Better control over the visibility of one’s posts does nothing to address these kinds of threats and may actually make them worse. Users may feel it’s safe to use Facebook more, to never shut it off, letting it passively accumulate more and more information, all of which remains putatively private. Yet this data allows social control to become highly individualized, as specific to us as we are expressive on social media. The more we share, the more finely attuned the control can be, to the point where it may simply seem like convenience: apps recommending what we should and should not read, who we should or should not listen to, where we should go and the route we should take, the food we should eat and the places we should sleep. The level of effort it would take to break out of these recommendation bubbles has become increasingly prohibitive.
Even if one waged a personal disinformation campaign against the data collectors, it would have little effect. From the perspective of the Big Data companies, such inaccuracies don’t matter. They aren’t interested in targeting specific individuals, just types—and the “privacy” harms they are responsible for are at the level of populations, not persons. As Woodrow Hartzog and Evan Selinger point out in their chapter on “Obscurity and Privacy” for the forthcoming Routledge Companion to Philosophy of Technology, “Even if one keeps a relatively obscure digital trail, third parties can develop models of your interests, beliefs, and behavior based upon perceived similarities with others who share common demographics.” Regardless of what you have chosen to share, you can always be modeled more broadly.
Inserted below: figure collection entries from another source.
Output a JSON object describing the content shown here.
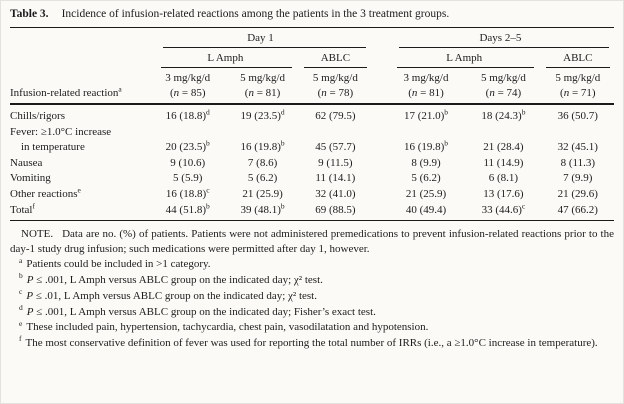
{
  "title": {
    "label": "Table 3.",
    "text": "Incidence of infusion-related reactions among the patients in the 3 treatment groups."
  },
  "table": {
    "corner_header": {
      "label": "Infusion-related reaction",
      "sup": "a"
    },
    "day_groups": [
      {
        "label": "Day 1"
      },
      {
        "label": "Days 2–5"
      }
    ],
    "drug_groups": [
      {
        "label": "L Amph"
      },
      {
        "label": "ABLC"
      },
      {
        "label": "L Amph"
      },
      {
        "label": "ABLC"
      }
    ],
    "dose_cols": [
      {
        "dose": "3 mg/kg/d",
        "np": "(",
        "ni": "n",
        "ns": " = 85)"
      },
      {
        "dose": "5 mg/kg/d",
        "np": "(",
        "ni": "n",
        "ns": " = 81)"
      },
      {
        "dose": "5 mg/kg/d",
        "np": "(",
        "ni": "n",
        "ns": " = 78)"
      },
      {
        "dose": "3 mg/kg/d",
        "np": "(",
        "ni": "n",
        "ns": " = 81)"
      },
      {
        "dose": "5 mg/kg/d",
        "np": "(",
        "ni": "n",
        "ns": " = 74)"
      },
      {
        "dose": "5 mg/kg/d",
        "np": "(",
        "ni": "n",
        "ns": " = 71)"
      }
    ],
    "rows": [
      {
        "label": "Chills/rigors",
        "sup": "",
        "label2": "",
        "cells": [
          {
            "v": "16 (18.8)",
            "s": "d"
          },
          {
            "v": "19 (23.5)",
            "s": "d"
          },
          {
            "v": "62 (79.5)",
            "s": ""
          },
          {
            "v": "17 (21.0)",
            "s": "b"
          },
          {
            "v": "18 (24.3)",
            "s": "b"
          },
          {
            "v": "36 (50.7)",
            "s": ""
          }
        ]
      },
      {
        "label": "Fever: ≥1.0°C increase",
        "sup": "",
        "label2": "in temperature",
        "cells": [
          {
            "v": "20 (23.5)",
            "s": "b"
          },
          {
            "v": "16 (19.8)",
            "s": "b"
          },
          {
            "v": "45 (57.7)",
            "s": ""
          },
          {
            "v": "16 (19.8)",
            "s": "b"
          },
          {
            "v": "21 (28.4)",
            "s": ""
          },
          {
            "v": "32 (45.1)",
            "s": ""
          }
        ]
      },
      {
        "label": "Nausea",
        "sup": "",
        "label2": "",
        "cells": [
          {
            "v": "9 (10.6)",
            "s": ""
          },
          {
            "v": "7 (8.6)",
            "s": ""
          },
          {
            "v": "9 (11.5)",
            "s": ""
          },
          {
            "v": "8 (9.9)",
            "s": ""
          },
          {
            "v": "11 (14.9)",
            "s": ""
          },
          {
            "v": "8 (11.3)",
            "s": ""
          }
        ]
      },
      {
        "label": "Vomiting",
        "sup": "",
        "label2": "",
        "cells": [
          {
            "v": "5 (5.9)",
            "s": ""
          },
          {
            "v": "5 (6.2)",
            "s": ""
          },
          {
            "v": "11 (14.1)",
            "s": ""
          },
          {
            "v": "5 (6.2)",
            "s": ""
          },
          {
            "v": "6 (8.1)",
            "s": ""
          },
          {
            "v": "7 (9.9)",
            "s": ""
          }
        ]
      },
      {
        "label": "Other reactions",
        "sup": "e",
        "label2": "",
        "cells": [
          {
            "v": "16 (18.8)",
            "s": "c"
          },
          {
            "v": "21 (25.9)",
            "s": ""
          },
          {
            "v": "32 (41.0)",
            "s": ""
          },
          {
            "v": "21 (25.9)",
            "s": ""
          },
          {
            "v": "13 (17.6)",
            "s": ""
          },
          {
            "v": "21 (29.6)",
            "s": ""
          }
        ]
      },
      {
        "label": "Total",
        "sup": "f",
        "label2": "",
        "cells": [
          {
            "v": "44 (51.8)",
            "s": "b"
          },
          {
            "v": "39 (48.1)",
            "s": "b"
          },
          {
            "v": "69 (88.5)",
            "s": ""
          },
          {
            "v": "40 (49.4)",
            "s": ""
          },
          {
            "v": "33 (44.6)",
            "s": "c"
          },
          {
            "v": "47 (66.2)",
            "s": ""
          }
        ]
      }
    ]
  },
  "note": {
    "label": "NOTE.",
    "text": "Data are no. (%) of patients. Patients were not administered premedications to prevent infusion-related reactions prior to the day-1 study drug infusion; such medications were permitted after day 1, however."
  },
  "footnotes": [
    {
      "marker": "a",
      "italic": "",
      "text": "Patients could be included in >1 category."
    },
    {
      "marker": "b",
      "italic": "P",
      "text": " ≤ .001, L Amph versus ABLC group on the indicated day; χ² test."
    },
    {
      "marker": "c",
      "italic": "P",
      "text": " ≤ .01, L Amph versus ABLC group on the indicated day; χ² test."
    },
    {
      "marker": "d",
      "italic": "P",
      "text": " ≤ .001, L Amph versus ABLC group on the indicated day; Fisher’s exact test."
    },
    {
      "marker": "e",
      "italic": "",
      "text": "These included pain, hypertension, tachycardia, chest pain, vasodilatation and hypotension."
    },
    {
      "marker": "f",
      "italic": "",
      "text": "The most conservative definition of fever was used for reporting the total number of IRRs (i.e., a ≥1.0°C increase in temperature)."
    }
  ],
  "colors": {
    "text": "#1c1c1c",
    "rule": "#1c1c1c",
    "background": "#fbfaf7"
  }
}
Companies like Facebook can ascribe simulated, probable data points to you, which will become factors in the way other institutions treat you, regardless of whether those probabilities are realities.
In a situation like this, conformity might be our best means of resistance. Instead of presenting a rich and complex personality on social media, the freest among us will offer only a contrived, superficial one.2 Then we will have come full circle. Privacy that protects our intimate, revealing secrets will no longer matter, because we won’t have anything truly personal to post.